Sigma-Aldrich earlier this summer announced a reorganization specifically with customer satisfaction in mind. The firm's reorganization came after a six-month market study that included interviews with nearly 650 customers around the world (see BioCommerce Week 7/14/2005).
And while firms like Invitrogen and Qiagen, which focus on consumables sales, are not as exposed to the cyclical vagaries of the capital equipment market, many of the firms covered by BioCommerce Week are. They are the ones most affected by the pharma spending environment, and the kinds of equipment they sell has a significant impact on their overall revenue.
"Anything that is able to increase throughput, decrease expenses," Arens said, and products focused on toxicology have been doing better as the year has gone on, while some of the sequencing areas have been a little softer. "I think it really gets down to the specific product lines and what the appetite is for each area," he said.
Harvard Bioscience recently decided it could not withstand the revenue fluctuations inherent in the capital equipment market and announced plans to spin off that part of its business, including the struggling Genomics Solutions unit (see BioCommerce Week 8/4/2005).
Applied Biosystems, which ended its fiscal 2005 year on June 30, reported a 1-percent decline for its mass spectrometry instruments during its fourth quarter. Cathy Burzik, the firm's president, attributed the decline partially to a "challenging pharmaceutical spending environment." But, she said during a conference call following the release of those results, "We do see in the pharmaceutical area … the potential here for increased spending as they move into the second half of this calendar year."
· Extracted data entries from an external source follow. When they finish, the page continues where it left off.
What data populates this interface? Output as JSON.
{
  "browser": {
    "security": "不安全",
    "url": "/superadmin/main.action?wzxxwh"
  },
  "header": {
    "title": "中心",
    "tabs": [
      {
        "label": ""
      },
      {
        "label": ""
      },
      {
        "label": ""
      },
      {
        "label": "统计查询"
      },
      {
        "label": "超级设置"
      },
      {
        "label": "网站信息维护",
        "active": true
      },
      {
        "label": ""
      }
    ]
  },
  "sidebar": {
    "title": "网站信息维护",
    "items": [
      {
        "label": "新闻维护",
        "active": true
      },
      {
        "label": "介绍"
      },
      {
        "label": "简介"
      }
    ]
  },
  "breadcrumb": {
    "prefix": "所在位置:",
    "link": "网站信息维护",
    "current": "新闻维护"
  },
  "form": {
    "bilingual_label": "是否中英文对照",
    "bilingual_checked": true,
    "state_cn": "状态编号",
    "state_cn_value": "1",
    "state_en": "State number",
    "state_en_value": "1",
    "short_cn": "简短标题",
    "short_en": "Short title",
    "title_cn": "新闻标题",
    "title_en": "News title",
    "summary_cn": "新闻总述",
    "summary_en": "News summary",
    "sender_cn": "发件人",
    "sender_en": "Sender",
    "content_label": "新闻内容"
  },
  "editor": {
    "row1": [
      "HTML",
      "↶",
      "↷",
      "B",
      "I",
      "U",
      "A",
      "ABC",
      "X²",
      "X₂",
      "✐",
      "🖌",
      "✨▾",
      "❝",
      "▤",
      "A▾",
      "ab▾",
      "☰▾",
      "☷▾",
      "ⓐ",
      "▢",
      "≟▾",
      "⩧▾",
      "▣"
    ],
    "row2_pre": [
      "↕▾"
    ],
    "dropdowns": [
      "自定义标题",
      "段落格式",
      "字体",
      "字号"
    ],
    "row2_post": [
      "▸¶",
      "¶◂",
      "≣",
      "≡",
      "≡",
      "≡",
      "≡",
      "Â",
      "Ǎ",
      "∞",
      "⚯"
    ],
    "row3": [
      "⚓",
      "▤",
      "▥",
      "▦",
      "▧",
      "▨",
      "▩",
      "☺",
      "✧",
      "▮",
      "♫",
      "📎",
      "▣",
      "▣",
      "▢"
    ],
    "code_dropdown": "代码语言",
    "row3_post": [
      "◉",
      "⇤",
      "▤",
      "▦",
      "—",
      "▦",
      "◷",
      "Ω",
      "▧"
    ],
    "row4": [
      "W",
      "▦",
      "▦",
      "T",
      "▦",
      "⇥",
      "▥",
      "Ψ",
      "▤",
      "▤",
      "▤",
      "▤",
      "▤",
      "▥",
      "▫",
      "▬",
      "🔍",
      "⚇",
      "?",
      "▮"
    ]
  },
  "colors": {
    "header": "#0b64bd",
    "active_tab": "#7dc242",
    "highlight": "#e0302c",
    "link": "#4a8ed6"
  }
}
Waters earlier this year had announced that declining sales in Europe and a decrease in spending by pharma companies on big-ticket research instruments had hurt its first-quarter sales (see BioCommerce Week 4/28/2005).
Waters' woes were due primarily to delays in sales to large, European pharmaceutical customers. But the firm surprised investors and other industry observers when it reported second-quarter sales growth of 9 percent year over year (see BioCommerce Week 7/28/2005).
"Our business in Europe and overall sales to pharmaceutical accounts improved during the second quarter," said Douglas Berthiaume, chairman, president, and CEO of Waters, in a statement. "We are optimistic that this positive sales momentum will continue into the second half of the year."
Sigma-Aldrich, which reported 16.1-percent second-quarter revenue growth for its biotechnology segment, said there had been steady growth in sales to pharmaceutical customers worldwide and improved growth in sales to academic accounts in Europe and other health-related customers.
Europe, in particular, has been a concern for firms that sell capital equipment. The traditional Western European markets do not offer the same growth opportunities as Eastern Europe, Asia, and the Middle East, and industry participants are cautious about prospects for business improving in Europe.
Pacific Growth Equities Analyst Adam Chazan said he was "pleasantly surprised" with the turnaround experienced by many firms in the molecular biology tools sector after a sluggish start this year. "We've had some really solid performances, and … definitely a rebound from the first quarter, where we saw a handful of disappointments," he told BioCommerce Week.
Merrill Lynch analyst Darryl Pardi concurred, writing in a report on Waters in July that "most instrument suppliers we spoke with indicated that pharma spending had improved from Q1."
Chazan cautioned, though, that there could be some softness in the third quarter, which is typical due to summer vacations. But, he said, the fourth quarter "is where you see the big budget flushes, and that's typically where these companies make hay and where they realize a lot of their revenue and their growth."